Max

J'ai toujours eu beaucoup d'acné en grandissant, donc c'est le moins qu'on puisse dire, je n'ai pas été surpris quand j'ai eu ma première ébullition à 18 ans (ne sachant pas vraiment ce qu'était une ébullition, pensant que c'était juste un «bouton royal») juste là sur mon joue du cul droit. À cet âge, ce n'est pas quelque chose que vous apportez à vos amis autour du feu de camp, alors je l'ai gardé pour moi et j'ai souffert en travaillant, en vivant et en voyageant de longues heures, des jours et des années de furoncles supplémentaires qui ne voulaient jamais vraiment guérir.

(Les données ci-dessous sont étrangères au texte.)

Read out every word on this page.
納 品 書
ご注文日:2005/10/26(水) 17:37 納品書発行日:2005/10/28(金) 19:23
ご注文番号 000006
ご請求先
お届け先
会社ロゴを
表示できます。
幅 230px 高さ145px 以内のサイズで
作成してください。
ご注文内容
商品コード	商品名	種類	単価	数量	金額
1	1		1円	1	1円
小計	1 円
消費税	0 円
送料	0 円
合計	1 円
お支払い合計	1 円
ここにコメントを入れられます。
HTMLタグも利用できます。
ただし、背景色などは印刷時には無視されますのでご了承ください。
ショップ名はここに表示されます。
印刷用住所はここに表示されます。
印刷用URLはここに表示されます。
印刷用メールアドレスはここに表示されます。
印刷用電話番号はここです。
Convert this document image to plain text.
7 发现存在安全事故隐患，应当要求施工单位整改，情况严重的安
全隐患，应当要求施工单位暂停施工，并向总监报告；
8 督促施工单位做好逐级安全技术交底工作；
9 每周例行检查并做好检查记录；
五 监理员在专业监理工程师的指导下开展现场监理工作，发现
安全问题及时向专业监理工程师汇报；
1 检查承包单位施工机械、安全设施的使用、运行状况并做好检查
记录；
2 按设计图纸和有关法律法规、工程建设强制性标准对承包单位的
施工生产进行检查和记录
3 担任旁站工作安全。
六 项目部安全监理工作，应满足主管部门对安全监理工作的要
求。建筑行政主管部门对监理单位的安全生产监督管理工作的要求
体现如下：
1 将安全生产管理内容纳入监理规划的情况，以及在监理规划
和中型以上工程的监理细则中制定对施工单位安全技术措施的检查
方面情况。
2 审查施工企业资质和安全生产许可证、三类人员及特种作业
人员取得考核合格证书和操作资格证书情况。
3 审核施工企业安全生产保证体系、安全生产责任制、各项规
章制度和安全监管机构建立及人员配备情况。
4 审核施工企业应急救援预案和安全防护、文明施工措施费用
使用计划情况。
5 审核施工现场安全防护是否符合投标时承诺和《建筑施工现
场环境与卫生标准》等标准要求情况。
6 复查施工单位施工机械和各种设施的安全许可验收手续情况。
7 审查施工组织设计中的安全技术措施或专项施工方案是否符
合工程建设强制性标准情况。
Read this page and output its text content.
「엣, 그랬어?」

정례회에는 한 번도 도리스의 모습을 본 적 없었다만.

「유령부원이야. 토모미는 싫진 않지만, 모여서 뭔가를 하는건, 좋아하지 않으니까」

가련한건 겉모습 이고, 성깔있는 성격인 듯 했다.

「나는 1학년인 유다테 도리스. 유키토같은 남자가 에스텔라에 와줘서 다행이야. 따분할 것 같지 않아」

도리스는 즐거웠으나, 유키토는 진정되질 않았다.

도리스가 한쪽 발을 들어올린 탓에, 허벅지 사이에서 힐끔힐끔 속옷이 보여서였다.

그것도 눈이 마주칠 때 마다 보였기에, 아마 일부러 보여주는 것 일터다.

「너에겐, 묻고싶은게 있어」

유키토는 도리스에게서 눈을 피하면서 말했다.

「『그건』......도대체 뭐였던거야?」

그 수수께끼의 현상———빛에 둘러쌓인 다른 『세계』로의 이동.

Vers 30 ans, quelque part, c'était mauvais, tout mon cul et mon aisselle gauche ressemblaient à du bacon avec des vagues de sang et des fluides puants qui en coulaient, rendant mes journées de travail de plus en plus courtes, en plus je manquais d'excuses et de mensonges blancs à mes collègues et amis .

Je devenais vraiment fatiguée et un jour mon corps m'a crié "Hé mec, quelque chose ne va vraiment pas avec cette photo, ici, pourquoi ne pas essayer une septicémie!" Je suis entré à l'urgence générale de San Francisco à la onzième heure avec 104 de fièvre et mon scrotum de la taille d'une orange. J'ai survécu, les docs ont tranché et coupé en dés mes fesses et mes noix et tout s'est très bien guéri, je dois dire. Cependant, je n'ai jamais reçu de diagnostic, mes papiers disaient simplement «plusieurs abcès»… ..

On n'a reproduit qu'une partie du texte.